Safe Haskell	None
Language	Haskell2010

Futhark.IR.Traversals

Contents

Mapping
Walking

Description

Functions for generic traversals across Futhark syntax trees. The motivation for this module came from dissatisfaction with rewriting the same trivial tree recursions for every module. A possible alternative would be to use normal "Scrap your boilerplate"-techniques, but these are rejected for two reasons:

They are too slow.
More importantly, they do not tell you whether you have missed some cases.

Instead, this module defines various traversals of the Futhark syntax tree. The implementation is rather tedious, but the interface is easy to use.

A traversal of the Futhark syntax tree is expressed as a record of functions expressing the operations to be performed on the various types of nodes.
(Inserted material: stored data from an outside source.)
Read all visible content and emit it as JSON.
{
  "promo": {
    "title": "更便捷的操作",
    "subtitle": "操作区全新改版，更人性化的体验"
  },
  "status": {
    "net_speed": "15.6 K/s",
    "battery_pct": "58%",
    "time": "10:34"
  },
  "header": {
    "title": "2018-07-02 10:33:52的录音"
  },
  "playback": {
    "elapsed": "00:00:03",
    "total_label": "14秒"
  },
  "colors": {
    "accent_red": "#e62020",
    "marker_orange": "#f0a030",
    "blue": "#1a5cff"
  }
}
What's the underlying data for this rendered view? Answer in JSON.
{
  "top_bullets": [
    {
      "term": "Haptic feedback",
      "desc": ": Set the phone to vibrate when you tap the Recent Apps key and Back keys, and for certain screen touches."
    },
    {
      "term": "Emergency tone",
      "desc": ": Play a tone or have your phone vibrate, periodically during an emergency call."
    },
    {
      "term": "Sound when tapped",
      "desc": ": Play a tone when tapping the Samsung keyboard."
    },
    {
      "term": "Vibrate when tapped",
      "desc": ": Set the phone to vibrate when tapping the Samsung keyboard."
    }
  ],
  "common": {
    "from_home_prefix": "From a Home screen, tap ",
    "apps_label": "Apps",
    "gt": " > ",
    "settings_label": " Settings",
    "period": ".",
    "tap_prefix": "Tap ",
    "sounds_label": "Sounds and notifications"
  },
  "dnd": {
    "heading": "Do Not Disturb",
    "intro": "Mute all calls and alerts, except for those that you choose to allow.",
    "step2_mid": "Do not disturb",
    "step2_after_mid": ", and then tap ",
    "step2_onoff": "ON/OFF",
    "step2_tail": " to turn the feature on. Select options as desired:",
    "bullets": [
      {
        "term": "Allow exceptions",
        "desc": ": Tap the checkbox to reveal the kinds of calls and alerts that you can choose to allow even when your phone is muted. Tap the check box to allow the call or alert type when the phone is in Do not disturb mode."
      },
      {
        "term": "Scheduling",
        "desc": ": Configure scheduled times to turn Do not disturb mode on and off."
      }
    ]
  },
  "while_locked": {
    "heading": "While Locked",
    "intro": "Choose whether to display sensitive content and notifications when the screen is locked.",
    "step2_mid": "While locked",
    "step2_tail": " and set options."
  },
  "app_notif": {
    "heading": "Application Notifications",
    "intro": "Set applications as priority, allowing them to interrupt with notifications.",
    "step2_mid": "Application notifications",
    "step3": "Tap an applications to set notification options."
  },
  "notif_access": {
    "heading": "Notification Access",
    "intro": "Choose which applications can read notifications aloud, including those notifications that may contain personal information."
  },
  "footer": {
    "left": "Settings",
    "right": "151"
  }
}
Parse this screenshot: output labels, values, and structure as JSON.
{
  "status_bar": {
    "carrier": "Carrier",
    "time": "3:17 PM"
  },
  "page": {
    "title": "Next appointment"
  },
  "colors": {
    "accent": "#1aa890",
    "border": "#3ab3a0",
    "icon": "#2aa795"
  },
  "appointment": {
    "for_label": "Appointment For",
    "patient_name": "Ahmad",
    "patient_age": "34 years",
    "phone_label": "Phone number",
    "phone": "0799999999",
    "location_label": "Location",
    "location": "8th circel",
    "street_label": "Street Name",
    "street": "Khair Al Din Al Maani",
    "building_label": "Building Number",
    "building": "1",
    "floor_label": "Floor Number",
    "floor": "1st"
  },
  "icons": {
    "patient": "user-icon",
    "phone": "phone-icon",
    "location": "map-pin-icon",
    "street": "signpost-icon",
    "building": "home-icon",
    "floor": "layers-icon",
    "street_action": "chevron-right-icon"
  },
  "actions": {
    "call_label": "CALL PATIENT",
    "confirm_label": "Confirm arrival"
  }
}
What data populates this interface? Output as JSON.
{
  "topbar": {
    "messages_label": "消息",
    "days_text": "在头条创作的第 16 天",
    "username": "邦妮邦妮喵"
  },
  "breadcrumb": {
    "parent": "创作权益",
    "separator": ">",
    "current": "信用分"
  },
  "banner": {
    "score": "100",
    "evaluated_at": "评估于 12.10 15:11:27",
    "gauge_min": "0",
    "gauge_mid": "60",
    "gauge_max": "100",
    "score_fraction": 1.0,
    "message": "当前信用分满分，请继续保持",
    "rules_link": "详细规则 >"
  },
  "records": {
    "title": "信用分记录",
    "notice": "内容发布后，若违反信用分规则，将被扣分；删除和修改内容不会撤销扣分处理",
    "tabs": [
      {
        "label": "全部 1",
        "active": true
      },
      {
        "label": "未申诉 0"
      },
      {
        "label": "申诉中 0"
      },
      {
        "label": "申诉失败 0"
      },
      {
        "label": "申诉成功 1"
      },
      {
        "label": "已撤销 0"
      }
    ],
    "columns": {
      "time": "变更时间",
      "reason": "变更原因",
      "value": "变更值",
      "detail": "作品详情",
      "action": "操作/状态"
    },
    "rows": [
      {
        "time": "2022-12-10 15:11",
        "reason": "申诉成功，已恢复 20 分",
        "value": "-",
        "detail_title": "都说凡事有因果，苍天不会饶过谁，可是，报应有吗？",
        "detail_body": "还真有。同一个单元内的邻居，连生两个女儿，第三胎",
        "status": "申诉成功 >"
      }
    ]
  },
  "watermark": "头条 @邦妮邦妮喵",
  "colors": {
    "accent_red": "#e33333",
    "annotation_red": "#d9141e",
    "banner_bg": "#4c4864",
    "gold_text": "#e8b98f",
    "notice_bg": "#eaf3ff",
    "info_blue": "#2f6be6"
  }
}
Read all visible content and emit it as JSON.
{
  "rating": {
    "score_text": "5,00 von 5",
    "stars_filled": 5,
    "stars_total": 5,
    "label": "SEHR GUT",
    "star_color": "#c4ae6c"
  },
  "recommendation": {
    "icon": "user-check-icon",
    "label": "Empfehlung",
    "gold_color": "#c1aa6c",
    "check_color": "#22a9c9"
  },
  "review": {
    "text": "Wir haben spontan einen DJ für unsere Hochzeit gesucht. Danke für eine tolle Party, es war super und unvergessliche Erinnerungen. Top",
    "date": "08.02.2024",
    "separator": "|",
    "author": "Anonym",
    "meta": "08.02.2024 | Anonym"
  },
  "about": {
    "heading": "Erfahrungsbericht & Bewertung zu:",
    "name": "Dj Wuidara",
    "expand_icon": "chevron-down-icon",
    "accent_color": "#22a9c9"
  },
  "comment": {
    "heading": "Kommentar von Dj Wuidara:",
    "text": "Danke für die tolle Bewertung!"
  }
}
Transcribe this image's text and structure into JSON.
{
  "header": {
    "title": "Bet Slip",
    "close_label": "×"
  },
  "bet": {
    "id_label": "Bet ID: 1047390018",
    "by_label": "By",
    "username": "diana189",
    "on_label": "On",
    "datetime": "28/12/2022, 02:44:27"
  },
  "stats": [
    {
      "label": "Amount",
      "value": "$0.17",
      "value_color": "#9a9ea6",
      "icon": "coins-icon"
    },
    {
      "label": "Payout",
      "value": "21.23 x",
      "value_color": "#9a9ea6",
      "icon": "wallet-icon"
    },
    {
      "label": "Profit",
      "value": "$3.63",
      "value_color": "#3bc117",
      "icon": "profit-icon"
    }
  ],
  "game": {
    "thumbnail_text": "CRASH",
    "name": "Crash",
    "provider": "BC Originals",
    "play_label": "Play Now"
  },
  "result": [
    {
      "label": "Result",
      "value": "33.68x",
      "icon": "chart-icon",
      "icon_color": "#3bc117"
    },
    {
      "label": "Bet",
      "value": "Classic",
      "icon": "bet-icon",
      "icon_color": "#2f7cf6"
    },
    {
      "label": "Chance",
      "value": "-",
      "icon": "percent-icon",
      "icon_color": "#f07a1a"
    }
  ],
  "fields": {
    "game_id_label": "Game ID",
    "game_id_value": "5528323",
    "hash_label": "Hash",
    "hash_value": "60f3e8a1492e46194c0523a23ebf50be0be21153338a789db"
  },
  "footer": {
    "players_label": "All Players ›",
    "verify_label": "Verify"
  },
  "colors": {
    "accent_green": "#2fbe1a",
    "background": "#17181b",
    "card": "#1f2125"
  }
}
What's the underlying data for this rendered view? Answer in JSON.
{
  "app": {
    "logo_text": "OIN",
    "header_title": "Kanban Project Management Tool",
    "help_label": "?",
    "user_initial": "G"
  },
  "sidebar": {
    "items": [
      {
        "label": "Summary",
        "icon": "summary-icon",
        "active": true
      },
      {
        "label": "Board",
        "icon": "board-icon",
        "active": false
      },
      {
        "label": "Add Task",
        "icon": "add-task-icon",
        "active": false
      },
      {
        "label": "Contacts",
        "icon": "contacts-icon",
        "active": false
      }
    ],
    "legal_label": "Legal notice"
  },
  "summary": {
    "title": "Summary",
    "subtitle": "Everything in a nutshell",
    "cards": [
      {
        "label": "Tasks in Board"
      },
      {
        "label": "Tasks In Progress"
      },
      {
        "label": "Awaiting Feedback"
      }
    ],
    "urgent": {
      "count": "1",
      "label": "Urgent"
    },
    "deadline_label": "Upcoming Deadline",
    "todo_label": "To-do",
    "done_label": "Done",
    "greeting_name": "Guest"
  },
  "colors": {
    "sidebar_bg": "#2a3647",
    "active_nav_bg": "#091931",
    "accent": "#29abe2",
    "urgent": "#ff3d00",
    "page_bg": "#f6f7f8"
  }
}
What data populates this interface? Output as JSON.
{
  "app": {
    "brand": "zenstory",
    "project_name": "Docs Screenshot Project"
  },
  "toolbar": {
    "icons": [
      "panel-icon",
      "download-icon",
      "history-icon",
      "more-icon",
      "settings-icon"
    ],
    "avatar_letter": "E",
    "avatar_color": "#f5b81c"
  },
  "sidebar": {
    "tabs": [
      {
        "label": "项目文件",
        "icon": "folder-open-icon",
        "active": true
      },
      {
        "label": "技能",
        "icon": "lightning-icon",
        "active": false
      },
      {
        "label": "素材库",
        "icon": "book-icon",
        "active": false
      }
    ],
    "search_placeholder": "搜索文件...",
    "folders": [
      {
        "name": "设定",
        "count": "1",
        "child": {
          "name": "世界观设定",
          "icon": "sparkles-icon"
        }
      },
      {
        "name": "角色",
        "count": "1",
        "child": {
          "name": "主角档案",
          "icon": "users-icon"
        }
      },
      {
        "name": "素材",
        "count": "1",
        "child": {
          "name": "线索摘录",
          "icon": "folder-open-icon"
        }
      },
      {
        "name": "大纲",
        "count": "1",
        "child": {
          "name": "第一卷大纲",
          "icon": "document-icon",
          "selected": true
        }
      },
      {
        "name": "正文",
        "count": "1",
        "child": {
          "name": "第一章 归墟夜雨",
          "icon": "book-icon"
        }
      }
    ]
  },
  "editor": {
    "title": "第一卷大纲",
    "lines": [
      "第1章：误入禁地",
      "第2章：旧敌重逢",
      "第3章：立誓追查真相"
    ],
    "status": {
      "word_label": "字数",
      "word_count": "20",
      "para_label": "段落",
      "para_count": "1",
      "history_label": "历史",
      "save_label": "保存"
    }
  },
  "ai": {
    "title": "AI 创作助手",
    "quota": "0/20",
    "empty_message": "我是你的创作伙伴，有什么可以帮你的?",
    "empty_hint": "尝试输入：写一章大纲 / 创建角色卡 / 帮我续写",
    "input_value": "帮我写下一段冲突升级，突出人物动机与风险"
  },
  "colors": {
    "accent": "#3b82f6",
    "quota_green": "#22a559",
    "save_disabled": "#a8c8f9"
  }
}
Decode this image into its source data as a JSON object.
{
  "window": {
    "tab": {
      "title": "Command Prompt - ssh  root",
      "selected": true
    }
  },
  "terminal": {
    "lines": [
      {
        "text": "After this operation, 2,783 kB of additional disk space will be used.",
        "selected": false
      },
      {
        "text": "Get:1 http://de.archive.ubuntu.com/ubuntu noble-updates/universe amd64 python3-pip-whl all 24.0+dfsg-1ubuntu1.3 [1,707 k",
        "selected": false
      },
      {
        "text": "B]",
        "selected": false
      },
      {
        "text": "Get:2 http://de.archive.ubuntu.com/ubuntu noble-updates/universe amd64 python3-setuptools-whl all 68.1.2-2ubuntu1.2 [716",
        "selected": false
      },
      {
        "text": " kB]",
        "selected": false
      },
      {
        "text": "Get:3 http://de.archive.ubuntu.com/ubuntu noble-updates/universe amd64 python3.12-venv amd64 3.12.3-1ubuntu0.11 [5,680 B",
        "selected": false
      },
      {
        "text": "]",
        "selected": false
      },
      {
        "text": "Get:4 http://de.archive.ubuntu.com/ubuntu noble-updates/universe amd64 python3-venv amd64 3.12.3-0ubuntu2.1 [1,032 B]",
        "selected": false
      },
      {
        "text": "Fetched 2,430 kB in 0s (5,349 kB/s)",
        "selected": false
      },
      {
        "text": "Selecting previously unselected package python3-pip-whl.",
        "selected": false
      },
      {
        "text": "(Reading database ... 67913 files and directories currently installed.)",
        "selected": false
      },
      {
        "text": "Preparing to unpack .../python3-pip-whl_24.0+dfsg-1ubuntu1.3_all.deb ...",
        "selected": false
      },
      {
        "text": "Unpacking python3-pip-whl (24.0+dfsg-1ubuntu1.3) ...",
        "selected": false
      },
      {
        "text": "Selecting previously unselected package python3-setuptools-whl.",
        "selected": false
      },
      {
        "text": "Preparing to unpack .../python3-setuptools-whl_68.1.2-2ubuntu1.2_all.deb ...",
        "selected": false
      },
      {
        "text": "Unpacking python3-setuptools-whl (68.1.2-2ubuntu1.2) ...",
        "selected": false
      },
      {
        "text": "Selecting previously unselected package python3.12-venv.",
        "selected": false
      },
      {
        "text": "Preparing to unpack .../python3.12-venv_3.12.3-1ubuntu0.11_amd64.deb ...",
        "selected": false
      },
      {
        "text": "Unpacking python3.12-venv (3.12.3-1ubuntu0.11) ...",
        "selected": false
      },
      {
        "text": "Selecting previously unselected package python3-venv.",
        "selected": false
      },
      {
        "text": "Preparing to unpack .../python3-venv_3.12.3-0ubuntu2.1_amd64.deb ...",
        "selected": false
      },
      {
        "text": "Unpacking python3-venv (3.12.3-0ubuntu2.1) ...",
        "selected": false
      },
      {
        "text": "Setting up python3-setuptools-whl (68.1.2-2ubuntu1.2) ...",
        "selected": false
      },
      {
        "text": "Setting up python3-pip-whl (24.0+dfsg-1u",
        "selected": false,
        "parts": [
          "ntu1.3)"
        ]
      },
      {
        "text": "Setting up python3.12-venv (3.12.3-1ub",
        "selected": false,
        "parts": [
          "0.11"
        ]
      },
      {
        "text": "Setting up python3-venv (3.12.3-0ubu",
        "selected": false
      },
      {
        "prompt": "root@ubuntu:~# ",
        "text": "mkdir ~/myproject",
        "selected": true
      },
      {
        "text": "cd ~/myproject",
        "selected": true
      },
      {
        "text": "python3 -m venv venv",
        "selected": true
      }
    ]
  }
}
The Futhark.Transform.Rename module is a simple example of how to use this facility.

Synopsis

data Mapper frep trep m = Mapper {
- mapOnSubExp :: SubExp -> m SubExp
- mapOnBody :: Scope trep -> Body frep -> m (Body trep)
- mapOnVName :: VName -> m VName
- mapOnRetType :: RetType frep -> m (RetType trep)
- mapOnBranchType :: BranchType frep -> m (BranchType trep)
- mapOnFParam :: FParam frep -> m (FParam trep)
- mapOnLParam :: LParam frep -> m (LParam trep)
- mapOnOp :: Op frep -> m (Op trep)
}
identityMapper :: Monad m => Mapper rep rep m
mapExpM :: (Applicative m, Monad m) => Mapper frep trep m -> Exp frep -> m (Exp trep)
mapExp :: Mapper frep trep Identity -> Exp frep -> Exp trep
data Walker rep m = Walker {
- walkOnSubExp :: SubExp -> m ()
- walkOnBody :: Scope rep -> Body rep -> m ()
- walkOnVName :: VName -> m ()
- walkOnRetType :: RetType rep -> m ()
- walkOnBranchType :: BranchType rep -> m ()
- walkOnFParam :: FParam rep -> m ()
- walkOnLParam :: LParam rep -> m ()
- walkOnOp :: Op rep -> m ()
}
identityWalker :: Monad m => Walker rep m
walkExpM :: Monad m => Walker rep m -> Exp rep -> m ()

Mapping

data Mapper frep trep m Source #

Express a monad mapping operation on a syntax node. Each element of this structure expresses the operation to be performed on a given child.

Constructors

Mapper

Fields

mapOnSubExp :: SubExp -> m SubExp
mapOnBody :: Scope trep -> Body frep -> m (Body trep)
Most bodies are enclosed in a scope, which is passed along for convenience.
mapOnVName :: VName -> m VName
mapOnRetType :: RetType frep -> m (RetType trep)
mapOnBranchType :: BranchType frep -> m (BranchType trep)
mapOnFParam :: FParam frep -> m (FParam trep)
mapOnLParam :: LParam frep -> m (LParam trep)
mapOnOp :: Op frep -> m (Op trep)

identityMapper :: Monad m => Mapper rep rep m Source #

A mapper that simply returns the tree verbatim.

mapExpM :: (Applicative m, Monad m) => Mapper frep trep m -> Exp frep -> m (Exp trep) Source #

Map a monadic action across the immediate children of an expression. Importantly, the mapping does not descend recursively into subexpressions. The mapping is done left-to-right.

mapExp :: Mapper frep trep Identity -> Exp frep -> Exp trep Source #

Like mapExpM, but in the Identity monad.

Walking

data Walker rep m Source #

Express a monad expression on a syntax node. Each element of this structure expresses the action to be performed on a given child.

Constructors

Walker
Fields walkOnSubExp :: SubExp -> m () walkOnBody :: Scope rep -> Body rep -> m () walkOnVName :: VName -> m () walkOnRetType :: RetType rep -> m () walkOnBranchType :: BranchType rep -> m () walkOnFParam :: FParam rep -> m () walkOnLParam :: LParam rep -> m () walkOnOp :: Op rep -> m ()

identityWalker :: Monad m => Walker rep m Source #

A no-op traversal.

walkExpM :: Monad m => Walker rep m -> Exp rep -> m () Source #

As mapExpM, but do not construct a result AST.